30 oct 2014

El escupitajo

Menudo coñazo de clase, y yo con un catarro de cojones. Había pasado una noche de mierda, con la sensación de tragar sangre y respirando por la boca, pero los exámenes estaban a la vuelta de la esquina y tenía que joderme e ir a clase así estuviera en el lecho de muerte.
Cuando el profesor, un viejo verde al que le gustaban bastante las minifaldas, dijo «hasta aquí» y «podéis ir en paz» —así solía terminar sus clases—, no tardé un minuto en salir del aula, caminar a zancada larga el pasillo de la facultad y abrir la puerta de emergencia del fondo que daba a la calle a través de unas escaleras exteriores.
Por fin estaba fuera. Intenté respirar aire fresco pero todavía tenía la tocha apelmazada. Entonces me apoyé en la barandilla e hice lo que llevaba deseando hacer todo el coñazo de hora anterior. Aspiré con la faringe todo lo fuerte que pude, haciendo un ruido profundo y desagradable, obligando a los mocos que encharcaban mi tráquea a elevarse hasta mi garganta, y luego empujé en otro estruendo horrible para que se hiciesen una bolita en la boca, entre la lengua y los dientes. Sentía ahí la bola, dura y flexible al mismo tiempo, y una enorme liberación en el resto del tracto respiratorio. A continuación me asomé al pequeño abismo de dos pisos que me separaba del suelo y escupí procurando que todo me saliese de una vez, no fuera que se me quedara la babilla colgando y hubiera que hacer un segundo y ridículo esfuerzo. Me dolió la garganta en el acto, pero observé con satisfacción cómo la flema amarilla con cierto toque sanguinolento caía merced a la gravedad hasta estamparse allá abajo, matando posiblemente la hierba sobre la que acababa de hacerse el apocalipsis.

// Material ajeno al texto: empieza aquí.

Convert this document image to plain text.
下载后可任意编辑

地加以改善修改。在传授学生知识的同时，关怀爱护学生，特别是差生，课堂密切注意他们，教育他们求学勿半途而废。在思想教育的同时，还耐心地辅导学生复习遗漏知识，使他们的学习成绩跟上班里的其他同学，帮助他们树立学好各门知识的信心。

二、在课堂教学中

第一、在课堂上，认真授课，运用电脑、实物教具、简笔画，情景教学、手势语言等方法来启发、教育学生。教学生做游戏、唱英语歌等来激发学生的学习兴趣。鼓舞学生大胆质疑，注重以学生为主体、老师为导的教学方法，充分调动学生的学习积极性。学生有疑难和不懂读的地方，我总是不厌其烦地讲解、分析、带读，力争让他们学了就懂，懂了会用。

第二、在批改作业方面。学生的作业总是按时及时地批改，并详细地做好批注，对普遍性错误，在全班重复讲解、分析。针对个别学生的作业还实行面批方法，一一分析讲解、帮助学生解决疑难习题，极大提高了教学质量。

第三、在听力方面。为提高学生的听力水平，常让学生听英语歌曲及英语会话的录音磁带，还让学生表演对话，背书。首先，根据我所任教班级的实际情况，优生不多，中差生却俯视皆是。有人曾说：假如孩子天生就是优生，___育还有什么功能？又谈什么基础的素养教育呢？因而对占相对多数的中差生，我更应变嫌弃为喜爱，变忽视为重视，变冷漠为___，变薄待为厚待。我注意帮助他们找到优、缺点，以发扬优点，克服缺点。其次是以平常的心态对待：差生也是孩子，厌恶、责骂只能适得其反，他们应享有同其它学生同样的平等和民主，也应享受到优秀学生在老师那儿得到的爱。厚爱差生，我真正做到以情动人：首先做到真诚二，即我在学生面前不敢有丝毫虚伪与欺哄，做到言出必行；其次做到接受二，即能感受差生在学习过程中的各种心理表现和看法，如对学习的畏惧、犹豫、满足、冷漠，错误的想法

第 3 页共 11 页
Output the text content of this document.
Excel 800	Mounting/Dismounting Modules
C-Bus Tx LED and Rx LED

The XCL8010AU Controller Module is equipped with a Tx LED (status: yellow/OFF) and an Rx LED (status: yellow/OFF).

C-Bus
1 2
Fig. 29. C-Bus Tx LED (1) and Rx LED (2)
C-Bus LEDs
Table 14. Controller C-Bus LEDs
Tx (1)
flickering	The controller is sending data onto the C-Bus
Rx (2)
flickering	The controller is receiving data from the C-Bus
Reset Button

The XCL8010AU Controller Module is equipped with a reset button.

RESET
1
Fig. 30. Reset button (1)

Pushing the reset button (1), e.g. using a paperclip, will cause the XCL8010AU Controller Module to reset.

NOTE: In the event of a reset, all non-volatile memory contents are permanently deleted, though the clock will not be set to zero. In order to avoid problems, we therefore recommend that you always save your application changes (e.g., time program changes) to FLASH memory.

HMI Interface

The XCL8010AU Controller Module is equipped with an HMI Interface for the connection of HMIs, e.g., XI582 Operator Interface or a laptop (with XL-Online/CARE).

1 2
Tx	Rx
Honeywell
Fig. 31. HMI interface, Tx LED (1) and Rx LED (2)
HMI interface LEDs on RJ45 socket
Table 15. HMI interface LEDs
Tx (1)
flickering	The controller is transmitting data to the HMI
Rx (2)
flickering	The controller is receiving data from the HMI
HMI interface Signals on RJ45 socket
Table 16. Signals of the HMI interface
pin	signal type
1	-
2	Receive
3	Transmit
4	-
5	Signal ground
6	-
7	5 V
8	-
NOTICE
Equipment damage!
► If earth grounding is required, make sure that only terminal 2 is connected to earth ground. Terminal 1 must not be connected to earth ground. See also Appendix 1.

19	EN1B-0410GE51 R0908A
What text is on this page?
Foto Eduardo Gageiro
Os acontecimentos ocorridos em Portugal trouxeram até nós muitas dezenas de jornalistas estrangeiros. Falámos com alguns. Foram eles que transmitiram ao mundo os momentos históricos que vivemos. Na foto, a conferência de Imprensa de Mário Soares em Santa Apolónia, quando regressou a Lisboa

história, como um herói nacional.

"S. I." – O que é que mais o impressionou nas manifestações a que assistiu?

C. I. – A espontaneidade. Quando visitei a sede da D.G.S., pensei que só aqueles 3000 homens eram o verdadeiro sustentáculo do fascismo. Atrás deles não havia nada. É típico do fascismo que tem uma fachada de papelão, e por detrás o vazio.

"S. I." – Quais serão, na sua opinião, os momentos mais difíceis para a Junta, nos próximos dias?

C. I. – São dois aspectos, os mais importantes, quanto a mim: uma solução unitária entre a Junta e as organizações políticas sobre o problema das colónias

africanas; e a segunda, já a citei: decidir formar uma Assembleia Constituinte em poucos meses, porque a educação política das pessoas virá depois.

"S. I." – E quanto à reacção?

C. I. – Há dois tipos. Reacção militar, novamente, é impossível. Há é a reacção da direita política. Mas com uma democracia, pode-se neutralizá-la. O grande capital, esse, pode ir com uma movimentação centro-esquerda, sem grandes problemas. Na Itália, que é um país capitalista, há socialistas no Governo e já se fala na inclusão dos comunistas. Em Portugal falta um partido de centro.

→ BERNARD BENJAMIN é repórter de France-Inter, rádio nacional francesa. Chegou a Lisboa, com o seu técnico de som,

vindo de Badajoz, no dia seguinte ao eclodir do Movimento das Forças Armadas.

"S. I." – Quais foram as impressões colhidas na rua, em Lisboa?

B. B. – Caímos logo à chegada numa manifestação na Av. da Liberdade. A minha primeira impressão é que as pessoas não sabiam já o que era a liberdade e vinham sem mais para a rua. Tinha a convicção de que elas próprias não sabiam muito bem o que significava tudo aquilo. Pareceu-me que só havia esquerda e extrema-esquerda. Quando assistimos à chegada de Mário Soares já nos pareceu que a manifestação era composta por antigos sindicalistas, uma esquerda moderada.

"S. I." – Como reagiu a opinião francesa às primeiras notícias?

Me sentí limpio, más vivo que antes, preparado para volver a otro tostón de asignatura, pero entonces sucedió lo cojonudo de esta historia. Por las escaleras de emergencia, mientras cocinaba y ejecutaba todo mi esgarro, subía Rebeca, Rebeca Ojea, la chica de primero que me ponía —por no decir que me gustaba, eso queda muy gay—, desde hacía cosa de uno o dos meses y a la que llevaba intentado acercarme sin éxito desde entonces.
Bien, pues va la tía y sube justo en ese momento. Yo no la había visto, creí que no subía ni dios, y de repente ahí está, a dos pasos de mí, con su abrigo y su carpeta y sus tenis deportivos y su todo. Me quedé acojonado, a dos velas, mirándola como si acabara de ver a la Virgen María, y ella, al ver mi estado, se asustó un poco y no me quitaba ojo.
—Hola —dijo.
—Hola —contesté.
Pasó por mi lado. Le miré el culo pero, antes de quedarme hipnotizado, recordé la situación embarazosa que estaba viviendo.
—Lo siento —le dije. Ella se volvió.
—¿Qué es lo que sientes?
—¿No lo escuchaste?
—¿El qué? ¿El escupitajo?
Estaba jodido.
—Sí. El escupitajo.
Se rio.
—Pues sí, la verdad.
—Perdona —insistí—. Creí que estaba solo.
—A mí no me tienes que pedir perdón.
—Es una cerdada.
—Sí, lo es. Y muy desagradable.
—Lo siento. De verdad. Si hubiera sabido que venías...
—Ya está. Por lo menos te habrás quedado a gusto.
Volvió a sonreír. Me la follaría en ese mismo instante.
—Sí —dije—. Muy a gusto.
—Me alegro por ti. Bueno. Me tengo que ir a clase.
—Sí, yo igual.
Siguió su camino. Yo dejé que anduviese unos metros por delante y vi cómo entraba en un aula atiborrada.
Y aquí se acabó la escena. Durante toda esa mañana no pude concentrarme en clase y sólo pensaba en cómo remediar el desastre.
Pero dicen que no hay mal que por bien no venga, y resulta que desde entonces Rebeca me saluda y a veces hasta tenemos pequeñas conversaciones. Puede que algún día le deba a aquella tremenda flema el haber conseguido algo con ella, en cuyo caso lo del escupitajo no será nada en comparación con otro tipo de cerdadas aún más placenteras... vosotros ya me entendéis.